I suppose you'd have to tempt the subscriber with money, in the form of savings or perhaps in the form of contract buyouts, just like credit cards or car sales. "If you come over to us, and agree to a 2 year contract, we'll pay x amount of dollars towards your contract cancellation fee."

I'd have to guess that there would be at least a drop in monthly fees.

 

A drop? I doubt that.

The optimist in me says that carriers will play a feature/quality race, with acceptable fees and contract terms that will find an equilibrium that the market bears.

The pessimist says they will lock down and just play hardball with the consumer, perhaps even collude to reduce market forces.

The realist says that the industry will panic and consolidate slightly (rather than the slight recent growth), for a while.

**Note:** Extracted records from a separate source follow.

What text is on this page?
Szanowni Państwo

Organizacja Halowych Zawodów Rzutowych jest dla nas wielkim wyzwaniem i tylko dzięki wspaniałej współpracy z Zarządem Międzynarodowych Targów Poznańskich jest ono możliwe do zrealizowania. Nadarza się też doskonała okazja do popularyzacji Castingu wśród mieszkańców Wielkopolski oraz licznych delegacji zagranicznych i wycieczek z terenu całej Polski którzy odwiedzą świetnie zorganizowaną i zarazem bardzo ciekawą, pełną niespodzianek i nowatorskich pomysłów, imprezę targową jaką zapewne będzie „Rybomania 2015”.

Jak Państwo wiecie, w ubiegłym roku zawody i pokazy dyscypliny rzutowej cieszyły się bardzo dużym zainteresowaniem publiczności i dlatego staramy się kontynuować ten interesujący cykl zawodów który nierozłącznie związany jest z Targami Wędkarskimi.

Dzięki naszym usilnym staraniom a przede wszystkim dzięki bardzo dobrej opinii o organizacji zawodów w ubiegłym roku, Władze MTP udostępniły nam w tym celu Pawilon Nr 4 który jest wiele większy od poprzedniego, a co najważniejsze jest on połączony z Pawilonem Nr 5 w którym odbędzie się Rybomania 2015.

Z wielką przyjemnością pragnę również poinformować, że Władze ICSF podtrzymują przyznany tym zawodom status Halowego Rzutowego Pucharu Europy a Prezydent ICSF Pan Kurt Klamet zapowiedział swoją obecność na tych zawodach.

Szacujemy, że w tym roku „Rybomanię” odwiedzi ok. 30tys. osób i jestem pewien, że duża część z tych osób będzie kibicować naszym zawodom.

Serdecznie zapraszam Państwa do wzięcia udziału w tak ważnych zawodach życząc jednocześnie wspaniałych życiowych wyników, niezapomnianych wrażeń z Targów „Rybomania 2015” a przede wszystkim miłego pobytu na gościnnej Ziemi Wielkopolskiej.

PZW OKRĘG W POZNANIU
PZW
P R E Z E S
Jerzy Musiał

During this time, they will probably push non-number-based services like Net connectivity. Basically they will introduce barriers to churn to replace the big hole left by number portability. The simplest example is getting people to invest in equipment (phones, cards, PDAs) that only works on their network.

-Posted by Eric on June 13, 2003 12:47 AM

it will probably be similar to the way long distance carriers compete now... "stay with us for 6 months and we'll give you $50 dollars... and we'll pay your transfer fees up-front" and so on.

-Posted by JC on June 15, 2003 05:17 PM

Verizon says it won't charge users for keeping their number when they switch carriers...

http://news.com.com/2100-1039_3-1020501.html

-Posted by Dan on June 27, 2003 11:22 AM




Comment posting has been turned off because I don't have enough time and will to deal with the constant comment spamming. I'm very sorry and will fix this sometime soon (soon = before 2004 ends).